In feinem Wiener Slang haut Robin geschmeidig Meldungen raus, die von Tiefgründigkeit und Menschlichkeit zeugen. Er war und ist vieles: Veranstalter, DJ, Musiker, im Häfen saß er auch schon. Außerdem gründete Robin in Wien einen Fußballverein: im RSV (Robins Spieler Vereinigung), seinem „dirty rotten bunch“, wie er ihn liebevoll bezeichnet, lässt er ein Team miteinander verschmelzen, das an Biografien, Migrations- und Glaubenshintergründen nicht bunter sein könnte. Die Erfolge sind nicht alleine die Siege der Mannschaft, die mitunter schmerzhaften Rückschläge wurzeln oft im Rassismus.

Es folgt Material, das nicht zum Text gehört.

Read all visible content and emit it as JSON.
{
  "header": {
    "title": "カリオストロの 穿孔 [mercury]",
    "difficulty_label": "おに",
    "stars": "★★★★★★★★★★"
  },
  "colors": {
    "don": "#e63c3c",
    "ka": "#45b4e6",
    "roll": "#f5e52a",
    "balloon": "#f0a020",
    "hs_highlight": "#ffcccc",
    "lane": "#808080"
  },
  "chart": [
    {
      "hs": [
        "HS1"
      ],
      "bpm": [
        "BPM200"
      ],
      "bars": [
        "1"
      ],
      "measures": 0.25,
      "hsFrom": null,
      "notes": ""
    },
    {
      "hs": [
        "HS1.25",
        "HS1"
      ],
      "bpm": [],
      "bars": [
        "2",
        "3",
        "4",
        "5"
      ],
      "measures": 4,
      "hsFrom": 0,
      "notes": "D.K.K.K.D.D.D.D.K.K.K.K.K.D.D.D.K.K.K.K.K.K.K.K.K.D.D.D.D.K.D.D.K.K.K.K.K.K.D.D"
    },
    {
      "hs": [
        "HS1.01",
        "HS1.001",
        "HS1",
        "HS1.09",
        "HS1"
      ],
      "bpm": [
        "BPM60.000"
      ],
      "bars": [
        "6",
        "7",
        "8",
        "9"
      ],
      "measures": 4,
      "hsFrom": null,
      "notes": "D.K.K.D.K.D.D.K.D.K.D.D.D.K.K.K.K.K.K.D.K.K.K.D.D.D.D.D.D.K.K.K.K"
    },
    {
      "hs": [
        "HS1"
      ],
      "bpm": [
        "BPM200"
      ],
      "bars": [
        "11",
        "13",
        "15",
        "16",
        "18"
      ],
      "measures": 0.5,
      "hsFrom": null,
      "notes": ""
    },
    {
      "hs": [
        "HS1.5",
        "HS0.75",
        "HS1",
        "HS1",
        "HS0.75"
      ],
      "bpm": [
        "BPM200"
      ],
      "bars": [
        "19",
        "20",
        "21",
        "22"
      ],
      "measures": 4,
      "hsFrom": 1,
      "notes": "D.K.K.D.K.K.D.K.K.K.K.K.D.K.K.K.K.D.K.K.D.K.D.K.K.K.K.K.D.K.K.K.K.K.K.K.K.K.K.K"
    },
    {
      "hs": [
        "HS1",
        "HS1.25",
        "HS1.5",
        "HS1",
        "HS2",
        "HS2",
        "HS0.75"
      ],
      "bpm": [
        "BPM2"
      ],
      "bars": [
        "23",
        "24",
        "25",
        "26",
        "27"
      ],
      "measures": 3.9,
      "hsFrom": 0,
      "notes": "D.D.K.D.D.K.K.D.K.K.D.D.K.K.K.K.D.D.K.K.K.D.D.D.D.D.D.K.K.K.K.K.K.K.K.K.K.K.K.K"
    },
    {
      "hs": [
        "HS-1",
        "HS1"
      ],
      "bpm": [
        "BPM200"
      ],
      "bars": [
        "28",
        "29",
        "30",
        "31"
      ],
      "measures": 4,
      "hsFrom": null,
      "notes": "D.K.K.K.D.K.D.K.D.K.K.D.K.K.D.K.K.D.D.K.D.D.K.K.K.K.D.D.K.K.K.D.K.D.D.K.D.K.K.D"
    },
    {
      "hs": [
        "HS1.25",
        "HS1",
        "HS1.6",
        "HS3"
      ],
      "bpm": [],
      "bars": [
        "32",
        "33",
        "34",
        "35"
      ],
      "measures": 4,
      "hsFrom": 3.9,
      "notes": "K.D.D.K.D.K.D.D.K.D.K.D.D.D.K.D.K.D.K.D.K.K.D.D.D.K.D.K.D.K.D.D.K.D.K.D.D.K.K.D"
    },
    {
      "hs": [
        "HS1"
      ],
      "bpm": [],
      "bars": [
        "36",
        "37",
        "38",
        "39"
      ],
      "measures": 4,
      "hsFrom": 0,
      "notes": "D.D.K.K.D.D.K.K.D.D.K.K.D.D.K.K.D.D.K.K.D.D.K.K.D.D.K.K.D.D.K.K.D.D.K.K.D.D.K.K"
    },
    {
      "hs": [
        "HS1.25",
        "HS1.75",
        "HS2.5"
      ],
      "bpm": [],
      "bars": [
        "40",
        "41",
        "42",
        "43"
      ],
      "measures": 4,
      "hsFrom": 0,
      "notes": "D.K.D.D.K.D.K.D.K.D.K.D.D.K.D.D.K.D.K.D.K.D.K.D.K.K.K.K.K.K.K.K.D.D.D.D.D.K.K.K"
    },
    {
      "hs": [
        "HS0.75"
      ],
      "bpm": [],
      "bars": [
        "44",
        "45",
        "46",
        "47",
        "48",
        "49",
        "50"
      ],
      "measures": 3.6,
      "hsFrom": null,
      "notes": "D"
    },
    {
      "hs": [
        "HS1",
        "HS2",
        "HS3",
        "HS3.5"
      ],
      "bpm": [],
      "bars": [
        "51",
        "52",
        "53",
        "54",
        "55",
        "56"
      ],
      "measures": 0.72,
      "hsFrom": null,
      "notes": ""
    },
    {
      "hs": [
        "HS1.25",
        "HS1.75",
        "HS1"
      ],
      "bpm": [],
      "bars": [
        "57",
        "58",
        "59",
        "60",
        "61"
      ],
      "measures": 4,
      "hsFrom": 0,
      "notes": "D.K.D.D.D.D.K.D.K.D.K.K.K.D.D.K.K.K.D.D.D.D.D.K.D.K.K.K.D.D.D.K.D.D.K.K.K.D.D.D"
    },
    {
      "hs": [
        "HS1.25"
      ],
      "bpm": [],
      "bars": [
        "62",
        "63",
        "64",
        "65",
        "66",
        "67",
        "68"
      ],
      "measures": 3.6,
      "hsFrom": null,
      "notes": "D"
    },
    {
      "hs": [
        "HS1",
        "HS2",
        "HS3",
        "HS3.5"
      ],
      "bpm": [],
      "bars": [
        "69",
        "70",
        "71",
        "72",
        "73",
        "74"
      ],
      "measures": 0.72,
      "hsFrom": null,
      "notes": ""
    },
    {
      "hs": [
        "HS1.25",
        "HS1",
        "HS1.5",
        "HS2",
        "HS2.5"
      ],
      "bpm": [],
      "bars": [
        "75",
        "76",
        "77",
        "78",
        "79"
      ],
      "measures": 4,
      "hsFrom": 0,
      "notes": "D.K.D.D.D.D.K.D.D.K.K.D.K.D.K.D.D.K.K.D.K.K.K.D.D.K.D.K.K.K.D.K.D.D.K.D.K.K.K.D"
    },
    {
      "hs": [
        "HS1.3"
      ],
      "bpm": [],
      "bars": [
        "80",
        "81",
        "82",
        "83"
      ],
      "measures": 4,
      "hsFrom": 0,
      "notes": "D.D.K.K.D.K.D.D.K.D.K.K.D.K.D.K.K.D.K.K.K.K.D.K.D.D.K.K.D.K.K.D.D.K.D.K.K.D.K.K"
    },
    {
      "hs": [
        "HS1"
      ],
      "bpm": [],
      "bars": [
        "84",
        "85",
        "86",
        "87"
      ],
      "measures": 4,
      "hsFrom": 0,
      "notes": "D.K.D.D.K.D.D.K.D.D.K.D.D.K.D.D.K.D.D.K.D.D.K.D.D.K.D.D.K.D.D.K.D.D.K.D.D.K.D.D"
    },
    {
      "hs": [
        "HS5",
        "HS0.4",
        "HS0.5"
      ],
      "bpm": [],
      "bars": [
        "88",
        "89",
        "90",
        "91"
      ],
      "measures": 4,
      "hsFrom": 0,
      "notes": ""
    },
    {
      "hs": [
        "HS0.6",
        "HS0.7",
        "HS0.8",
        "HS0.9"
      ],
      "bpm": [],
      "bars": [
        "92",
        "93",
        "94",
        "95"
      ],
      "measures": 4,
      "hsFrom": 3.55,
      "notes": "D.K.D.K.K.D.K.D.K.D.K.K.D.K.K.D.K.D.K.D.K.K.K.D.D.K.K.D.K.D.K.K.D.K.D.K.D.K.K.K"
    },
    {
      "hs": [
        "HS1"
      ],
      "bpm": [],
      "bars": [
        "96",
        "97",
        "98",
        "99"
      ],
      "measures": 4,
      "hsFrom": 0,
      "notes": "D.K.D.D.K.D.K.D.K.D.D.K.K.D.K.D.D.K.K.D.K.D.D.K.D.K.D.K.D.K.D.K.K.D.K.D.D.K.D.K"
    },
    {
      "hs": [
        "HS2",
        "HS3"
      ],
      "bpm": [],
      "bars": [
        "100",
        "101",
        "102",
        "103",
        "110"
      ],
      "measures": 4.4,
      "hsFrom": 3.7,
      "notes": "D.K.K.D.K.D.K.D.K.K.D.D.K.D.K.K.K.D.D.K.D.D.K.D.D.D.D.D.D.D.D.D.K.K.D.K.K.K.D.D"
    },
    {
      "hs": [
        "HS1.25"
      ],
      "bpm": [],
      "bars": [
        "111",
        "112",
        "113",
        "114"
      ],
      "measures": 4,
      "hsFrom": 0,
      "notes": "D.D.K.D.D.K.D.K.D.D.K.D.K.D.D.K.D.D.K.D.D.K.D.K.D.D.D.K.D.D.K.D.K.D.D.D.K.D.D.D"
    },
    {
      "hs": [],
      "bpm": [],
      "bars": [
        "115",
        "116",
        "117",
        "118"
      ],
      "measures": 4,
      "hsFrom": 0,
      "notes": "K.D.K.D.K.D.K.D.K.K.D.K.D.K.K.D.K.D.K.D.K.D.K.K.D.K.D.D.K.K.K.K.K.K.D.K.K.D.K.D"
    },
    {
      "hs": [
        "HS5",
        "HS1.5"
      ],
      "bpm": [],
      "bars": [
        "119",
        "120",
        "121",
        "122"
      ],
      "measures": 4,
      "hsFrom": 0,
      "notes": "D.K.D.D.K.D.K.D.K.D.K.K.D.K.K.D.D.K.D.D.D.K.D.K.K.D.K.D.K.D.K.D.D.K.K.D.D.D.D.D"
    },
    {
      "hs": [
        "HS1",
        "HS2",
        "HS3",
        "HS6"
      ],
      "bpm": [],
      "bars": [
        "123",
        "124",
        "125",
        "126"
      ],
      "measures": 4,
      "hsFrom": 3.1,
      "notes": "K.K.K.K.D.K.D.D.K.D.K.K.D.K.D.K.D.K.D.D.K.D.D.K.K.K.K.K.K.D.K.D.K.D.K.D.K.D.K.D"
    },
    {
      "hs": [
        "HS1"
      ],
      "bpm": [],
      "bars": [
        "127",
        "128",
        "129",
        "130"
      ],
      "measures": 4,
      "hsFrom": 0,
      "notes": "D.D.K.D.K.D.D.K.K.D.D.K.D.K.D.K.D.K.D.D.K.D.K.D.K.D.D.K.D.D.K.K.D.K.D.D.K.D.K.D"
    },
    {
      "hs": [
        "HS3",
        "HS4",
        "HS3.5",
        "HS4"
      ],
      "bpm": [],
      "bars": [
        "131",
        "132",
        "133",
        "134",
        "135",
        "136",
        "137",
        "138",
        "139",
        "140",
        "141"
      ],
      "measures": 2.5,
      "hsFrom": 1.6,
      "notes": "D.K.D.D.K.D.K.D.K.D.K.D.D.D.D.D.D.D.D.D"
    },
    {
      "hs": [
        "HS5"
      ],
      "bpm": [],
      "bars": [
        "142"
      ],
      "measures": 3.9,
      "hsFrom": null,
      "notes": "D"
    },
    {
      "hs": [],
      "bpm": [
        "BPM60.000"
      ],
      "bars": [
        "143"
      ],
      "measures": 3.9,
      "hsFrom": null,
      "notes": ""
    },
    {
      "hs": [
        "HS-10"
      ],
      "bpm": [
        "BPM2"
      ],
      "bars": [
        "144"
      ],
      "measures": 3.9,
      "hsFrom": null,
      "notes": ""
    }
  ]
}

Für ihre bewegende wie humorvolle Doku „Robin‘s Hood“ begleitete Filmemacherin Jasmin Baumgartner den RSV sieben Jahre lang. Nach der erfolgreichen Uraufführung bei der (Online-)„Diagonale“ wurde ihre Arbeit kürzlich bei der „DOK Leipzig“ ausgezeichnet, dem großen internationalen Festival für Dokumentar- und Animationsfilm.

Du hast einen ganz besonderen Preis bekommen und zwar …
… den perfekten Preis für diesen Film: den Gedanken-Aufschluss-Preis. Bei der „DOK Leipzig“ gibt es eine Sparte, die „DOK im Knast“ heißt. Dabei setzt sich die Jury aus Insassen einer Jugendstrafanstalt zusammen; sie haben den Preis sogar selbst gebaut – er ist der schönste an meiner kleinen Wand.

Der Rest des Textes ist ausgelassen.